Dal supporto tecnico all’impiego offensivo

Gli attori della campagna hanno adottato un approccio estremamente sofisticato per convertire Claude AI Code da assistente contestuale a componente operativo dell’infrastruttura di intrusione. Il modello veniva guidato attraverso una sequenza di attività estremamente frammentate e apparentemente innocue, ciascuna presentata come parte di un audit di sicurezza legittimo.

Per mascherare ulteriormente l’intento malevolo, gli operatori assegnavano all’IA un’identità fittizia: quella di un tecnico specializzato incaricato di effettuare un’analisi approfondita della rete dell’organizzazione bersaglio. Questo contesto artificiale, unito alla frammentazione delle istruzioni, impediva al modello di ricostruire l’obiettivo complessivo dell’operazione.

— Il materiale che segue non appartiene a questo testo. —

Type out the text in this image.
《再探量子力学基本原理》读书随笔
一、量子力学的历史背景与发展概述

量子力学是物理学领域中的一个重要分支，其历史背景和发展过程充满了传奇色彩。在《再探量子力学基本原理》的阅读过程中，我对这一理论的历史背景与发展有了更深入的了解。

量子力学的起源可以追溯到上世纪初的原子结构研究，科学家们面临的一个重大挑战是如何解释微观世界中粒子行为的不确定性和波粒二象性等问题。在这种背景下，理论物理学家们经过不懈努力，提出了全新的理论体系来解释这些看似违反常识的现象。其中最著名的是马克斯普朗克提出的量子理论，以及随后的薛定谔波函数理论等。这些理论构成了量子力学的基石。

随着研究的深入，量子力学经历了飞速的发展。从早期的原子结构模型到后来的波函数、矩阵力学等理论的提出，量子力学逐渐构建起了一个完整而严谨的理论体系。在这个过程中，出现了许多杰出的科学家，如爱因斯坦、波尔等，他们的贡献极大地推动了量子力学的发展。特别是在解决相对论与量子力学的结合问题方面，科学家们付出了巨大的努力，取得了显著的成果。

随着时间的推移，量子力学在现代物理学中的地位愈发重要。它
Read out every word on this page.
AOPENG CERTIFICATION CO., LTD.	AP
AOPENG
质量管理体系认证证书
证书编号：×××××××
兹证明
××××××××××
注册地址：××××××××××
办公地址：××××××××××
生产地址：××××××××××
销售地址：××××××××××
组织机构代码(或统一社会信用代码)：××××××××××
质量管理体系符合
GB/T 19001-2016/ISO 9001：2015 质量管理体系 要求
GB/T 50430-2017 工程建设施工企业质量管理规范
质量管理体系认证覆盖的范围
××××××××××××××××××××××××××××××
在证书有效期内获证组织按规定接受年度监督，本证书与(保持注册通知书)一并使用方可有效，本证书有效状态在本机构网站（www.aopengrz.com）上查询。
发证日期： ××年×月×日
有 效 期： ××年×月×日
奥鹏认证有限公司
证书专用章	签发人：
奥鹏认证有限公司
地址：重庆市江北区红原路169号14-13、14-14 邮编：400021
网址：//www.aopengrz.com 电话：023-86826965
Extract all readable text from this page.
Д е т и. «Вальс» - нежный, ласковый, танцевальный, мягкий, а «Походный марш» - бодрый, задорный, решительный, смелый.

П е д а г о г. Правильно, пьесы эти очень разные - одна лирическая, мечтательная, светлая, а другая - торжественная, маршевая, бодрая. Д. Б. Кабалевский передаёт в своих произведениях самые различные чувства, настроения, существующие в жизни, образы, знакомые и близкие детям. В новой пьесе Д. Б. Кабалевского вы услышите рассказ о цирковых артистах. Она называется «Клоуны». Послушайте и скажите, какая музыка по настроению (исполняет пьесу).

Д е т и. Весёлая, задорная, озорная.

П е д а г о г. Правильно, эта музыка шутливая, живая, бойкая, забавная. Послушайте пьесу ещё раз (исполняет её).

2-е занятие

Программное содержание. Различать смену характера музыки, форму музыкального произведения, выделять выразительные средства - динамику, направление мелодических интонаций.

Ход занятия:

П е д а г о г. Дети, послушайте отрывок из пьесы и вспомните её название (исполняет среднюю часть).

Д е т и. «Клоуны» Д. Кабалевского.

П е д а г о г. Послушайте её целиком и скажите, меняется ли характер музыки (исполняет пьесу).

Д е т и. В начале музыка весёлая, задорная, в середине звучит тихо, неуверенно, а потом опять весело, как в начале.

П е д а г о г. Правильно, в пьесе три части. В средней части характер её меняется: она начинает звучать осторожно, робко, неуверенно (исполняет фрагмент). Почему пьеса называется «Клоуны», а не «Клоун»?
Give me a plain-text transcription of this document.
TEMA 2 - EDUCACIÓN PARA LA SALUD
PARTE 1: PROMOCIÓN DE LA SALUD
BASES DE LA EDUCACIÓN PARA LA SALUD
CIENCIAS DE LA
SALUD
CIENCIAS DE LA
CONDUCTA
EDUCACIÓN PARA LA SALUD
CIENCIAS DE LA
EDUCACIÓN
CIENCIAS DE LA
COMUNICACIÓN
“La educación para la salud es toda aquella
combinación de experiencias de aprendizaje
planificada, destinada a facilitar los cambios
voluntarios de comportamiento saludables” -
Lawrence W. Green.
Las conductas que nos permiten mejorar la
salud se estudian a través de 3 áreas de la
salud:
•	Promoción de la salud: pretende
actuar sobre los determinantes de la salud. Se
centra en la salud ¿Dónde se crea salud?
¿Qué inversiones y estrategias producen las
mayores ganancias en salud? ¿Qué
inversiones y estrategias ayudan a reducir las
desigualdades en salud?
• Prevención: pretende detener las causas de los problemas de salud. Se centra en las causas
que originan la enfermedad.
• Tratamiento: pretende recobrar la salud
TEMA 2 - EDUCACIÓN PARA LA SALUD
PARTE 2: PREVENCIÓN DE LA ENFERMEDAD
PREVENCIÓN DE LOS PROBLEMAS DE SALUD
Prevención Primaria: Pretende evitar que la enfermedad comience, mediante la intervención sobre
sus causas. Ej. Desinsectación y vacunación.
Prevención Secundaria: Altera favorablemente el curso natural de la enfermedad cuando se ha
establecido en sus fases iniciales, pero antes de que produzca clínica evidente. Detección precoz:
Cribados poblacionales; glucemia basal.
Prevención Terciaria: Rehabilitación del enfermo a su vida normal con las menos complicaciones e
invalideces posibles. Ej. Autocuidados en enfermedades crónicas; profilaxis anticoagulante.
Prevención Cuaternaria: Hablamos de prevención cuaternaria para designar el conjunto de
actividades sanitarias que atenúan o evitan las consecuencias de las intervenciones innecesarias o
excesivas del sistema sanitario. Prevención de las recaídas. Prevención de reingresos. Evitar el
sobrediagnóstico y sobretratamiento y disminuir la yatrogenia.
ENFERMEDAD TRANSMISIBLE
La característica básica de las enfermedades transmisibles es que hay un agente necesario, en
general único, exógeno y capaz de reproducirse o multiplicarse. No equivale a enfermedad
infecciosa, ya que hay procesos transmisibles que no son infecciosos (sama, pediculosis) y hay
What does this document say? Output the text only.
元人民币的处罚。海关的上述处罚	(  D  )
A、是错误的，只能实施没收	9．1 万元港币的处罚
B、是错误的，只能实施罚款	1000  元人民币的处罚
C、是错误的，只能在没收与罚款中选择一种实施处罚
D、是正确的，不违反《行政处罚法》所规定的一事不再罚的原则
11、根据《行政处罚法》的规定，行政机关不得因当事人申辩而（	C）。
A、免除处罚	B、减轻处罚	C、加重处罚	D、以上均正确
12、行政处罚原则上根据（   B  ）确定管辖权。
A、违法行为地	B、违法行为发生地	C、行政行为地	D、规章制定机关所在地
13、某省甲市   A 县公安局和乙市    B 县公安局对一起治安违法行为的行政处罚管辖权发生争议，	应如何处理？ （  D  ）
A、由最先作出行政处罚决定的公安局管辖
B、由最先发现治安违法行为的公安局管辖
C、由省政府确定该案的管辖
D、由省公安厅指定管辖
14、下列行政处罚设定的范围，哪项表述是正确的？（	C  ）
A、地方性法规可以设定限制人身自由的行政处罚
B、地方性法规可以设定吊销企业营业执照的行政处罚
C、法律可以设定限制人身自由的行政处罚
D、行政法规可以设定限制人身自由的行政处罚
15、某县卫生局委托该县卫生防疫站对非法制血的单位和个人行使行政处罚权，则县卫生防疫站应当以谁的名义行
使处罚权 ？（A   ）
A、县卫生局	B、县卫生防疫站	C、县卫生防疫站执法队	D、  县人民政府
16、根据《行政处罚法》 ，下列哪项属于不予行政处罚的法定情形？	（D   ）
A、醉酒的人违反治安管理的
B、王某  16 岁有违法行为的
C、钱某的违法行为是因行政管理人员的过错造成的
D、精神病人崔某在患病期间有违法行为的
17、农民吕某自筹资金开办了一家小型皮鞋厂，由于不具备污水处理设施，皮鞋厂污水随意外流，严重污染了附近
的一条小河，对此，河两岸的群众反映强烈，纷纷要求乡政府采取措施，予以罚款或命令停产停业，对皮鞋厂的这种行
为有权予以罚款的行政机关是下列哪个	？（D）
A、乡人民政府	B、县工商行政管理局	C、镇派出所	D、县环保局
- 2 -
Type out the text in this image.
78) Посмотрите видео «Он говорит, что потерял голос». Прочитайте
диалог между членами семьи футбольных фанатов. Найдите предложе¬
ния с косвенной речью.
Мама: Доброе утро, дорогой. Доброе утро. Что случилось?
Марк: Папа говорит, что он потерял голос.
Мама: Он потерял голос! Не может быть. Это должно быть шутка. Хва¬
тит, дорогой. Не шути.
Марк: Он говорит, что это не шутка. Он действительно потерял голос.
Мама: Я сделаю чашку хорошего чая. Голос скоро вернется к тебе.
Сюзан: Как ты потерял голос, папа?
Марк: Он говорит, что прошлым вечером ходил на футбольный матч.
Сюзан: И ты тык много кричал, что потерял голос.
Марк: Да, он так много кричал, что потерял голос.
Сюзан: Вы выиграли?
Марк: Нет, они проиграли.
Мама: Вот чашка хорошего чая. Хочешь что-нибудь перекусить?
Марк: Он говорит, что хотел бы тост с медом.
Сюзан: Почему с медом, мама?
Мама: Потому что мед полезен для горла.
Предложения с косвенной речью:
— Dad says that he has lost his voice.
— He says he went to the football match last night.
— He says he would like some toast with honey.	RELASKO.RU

All’interno di questo framework di manipolazione, Claude AI Code ha eseguito una gamma di attività tipicamente attribuite a team umani altamente specializzati:

  • mappatura delle reti interne

  • individuazione di sistemi critici e database ad alto valore

  • identificazione e analisi di vulnerabilità

  • generazione e adattamento di payload sfruttabili

  • raccolta di credenziali, token o artefatti utili all’espansione laterale

  • creazione di backdoor persistenti

  • classificazione dei dati esfiltrati.

La velocità e l’efficienza del modello hanno permesso all’operazione di raggiungere un livello di automazione difficilmente replicabile da un team umano, con la capacità di processare migliaia di richieste nel tempo necessario a un operatore tradizionale per completarne una sola.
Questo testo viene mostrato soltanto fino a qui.